FILMING has taken place at one of Norfolk’s most important historical sites for a new series of the BBC Four programme Meet The Ancestors.

A television crew, including presenter Julian Richards, spent about three hours filming at Burgh Castle, which is home to one of the best preserved Roman monuments in the country.

The crew filmed an opening scene to an episode about early Anglo Saxons, which will be part of a four part series and is likely to be aired next spring.

The Roman fort at Burgh Castle is owned by Norfolk Archaelogical Trust and site warden John Russell said the crew filmed at the site last Thursday while visitors happily walked around the fort.

He said: “In the course of a year the site gets between about 30,000 and 50,000 visitors.

“It is a little secret that is becoming better known.”

Mr Russell added: “It is a Roman fort that would have originally had four walls, but one collapsed centuries ago. There are three remaining walls and for their age they are in remarkably good condition. It is quite a remarkable site.”

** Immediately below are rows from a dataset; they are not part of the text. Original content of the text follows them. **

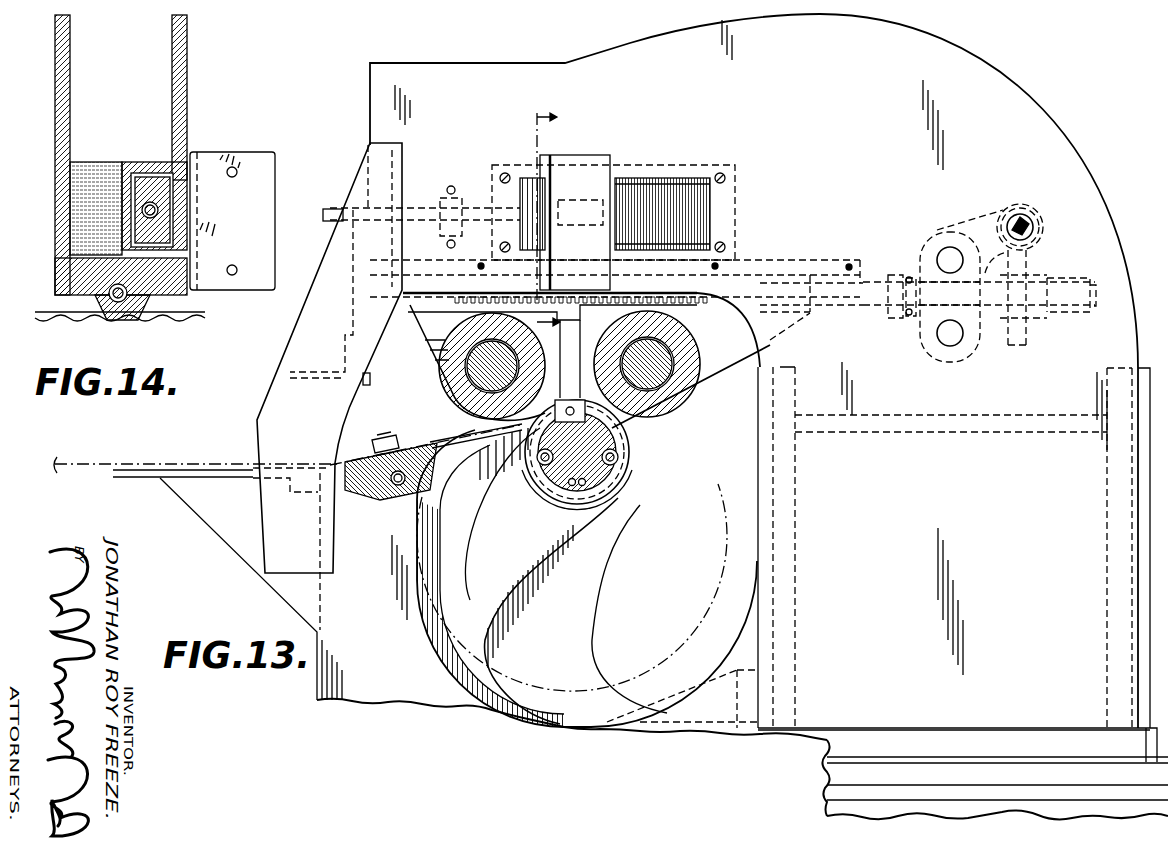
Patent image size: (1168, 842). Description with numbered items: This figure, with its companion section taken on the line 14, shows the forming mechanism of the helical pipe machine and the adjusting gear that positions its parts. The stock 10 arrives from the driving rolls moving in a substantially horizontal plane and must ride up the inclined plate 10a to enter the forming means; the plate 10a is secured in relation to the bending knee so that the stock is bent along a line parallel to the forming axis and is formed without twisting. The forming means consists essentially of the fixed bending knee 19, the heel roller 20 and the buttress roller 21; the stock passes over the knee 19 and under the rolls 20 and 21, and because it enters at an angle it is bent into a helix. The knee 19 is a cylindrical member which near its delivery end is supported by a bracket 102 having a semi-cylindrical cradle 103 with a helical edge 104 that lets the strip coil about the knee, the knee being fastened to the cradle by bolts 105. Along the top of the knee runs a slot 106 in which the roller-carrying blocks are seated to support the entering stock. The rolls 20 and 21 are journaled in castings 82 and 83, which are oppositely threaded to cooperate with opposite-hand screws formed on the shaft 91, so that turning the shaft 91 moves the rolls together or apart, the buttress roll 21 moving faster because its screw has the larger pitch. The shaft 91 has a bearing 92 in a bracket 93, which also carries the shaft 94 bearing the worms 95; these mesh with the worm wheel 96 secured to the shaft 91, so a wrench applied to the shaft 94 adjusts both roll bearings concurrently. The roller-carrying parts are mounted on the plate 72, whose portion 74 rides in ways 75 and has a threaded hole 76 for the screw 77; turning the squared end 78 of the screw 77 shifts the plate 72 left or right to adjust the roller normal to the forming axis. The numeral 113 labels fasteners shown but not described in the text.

In FIG. 13, the stock 10 is at (175, 462).
In FIG. 13, the inclined plate 10a is at (422, 440).
In FIG. 13, the section line 14— 14 is at (560, 229).
In FIG. 13, the bending knee 19 is at (612, 440).
In FIG. 13, the heel roller 20 is at (468, 337).
In FIG. 13, the buttress roller 21 is at (700, 341).
In FIG. 14, the plate 72 is at (241, 152).
In FIG. 13, the plate 72 is at (562, 158).
In FIG. 14, the portion riding in ways 74 is at (152, 176).
In FIG. 14, the ways 75 is at (135, 162).
In FIG. 13, the ways 75 is at (644, 178).
In FIG. 14, the threaded hole 76 is at (157, 206).
In FIG. 13, the threaded hole 76 is at (564, 222).
In FIG. 14, the screw 77 is at (156, 212).
In FIG. 13, the screw 77 is at (528, 178).
In FIG. 13, the squared end 78 is at (336, 210).
In FIG. 13, the casting 82 is at (430, 372).
In FIG. 13, the casting 83 is at (788, 323).
In FIG. 13, the shaft 91 is at (822, 306).
In FIG. 13, the bearing 92 is at (913, 318).
In FIG. 13, the bracket 93 is at (934, 232).
In FIG. 13, the shaft 94 is at (1024, 222).
In FIG. 13, the worms 95 is at (1003, 208).
In FIG. 13, the worm wheel 96 is at (1030, 256).
In FIG. 13, the bracket 102 is at (618, 592).
In FIG. 13, the semi-cylindrical cradle 103 is at (628, 470).
In FIG. 13, the helical edge 104 is at (626, 482).
In FIG. 13, the bolts 105 is at (505, 468).
In FIG. 13, the slot 106 is at (576, 397).
In FIG. 13, the screws 113 is at (618, 458).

Georgina Leslie, the producer/director of the episode, said: “We were filming the opening scene to an episode about early Anglo Saxons. “

She continued: “It is home to one of the best preserved Roman Saxon shore forts and it is in a beautiful location right by the coast.”

The fort, which lies close to the River Waveney and overlooks Halvergate Marshes, was built in the late third or early fourth centuries as part of a string of forts around the south and east coasts stretching from Porchester in Hampshire to Brancaster in north Norfolk.

The fort now overlooks a large expanse of grazing marshes to the west which once formed a great inland estuary.

There is considerable evidence for Anglo-Saxon activity in and around the fort, including what may be the monastery of a seventh-century saint, St Fursey.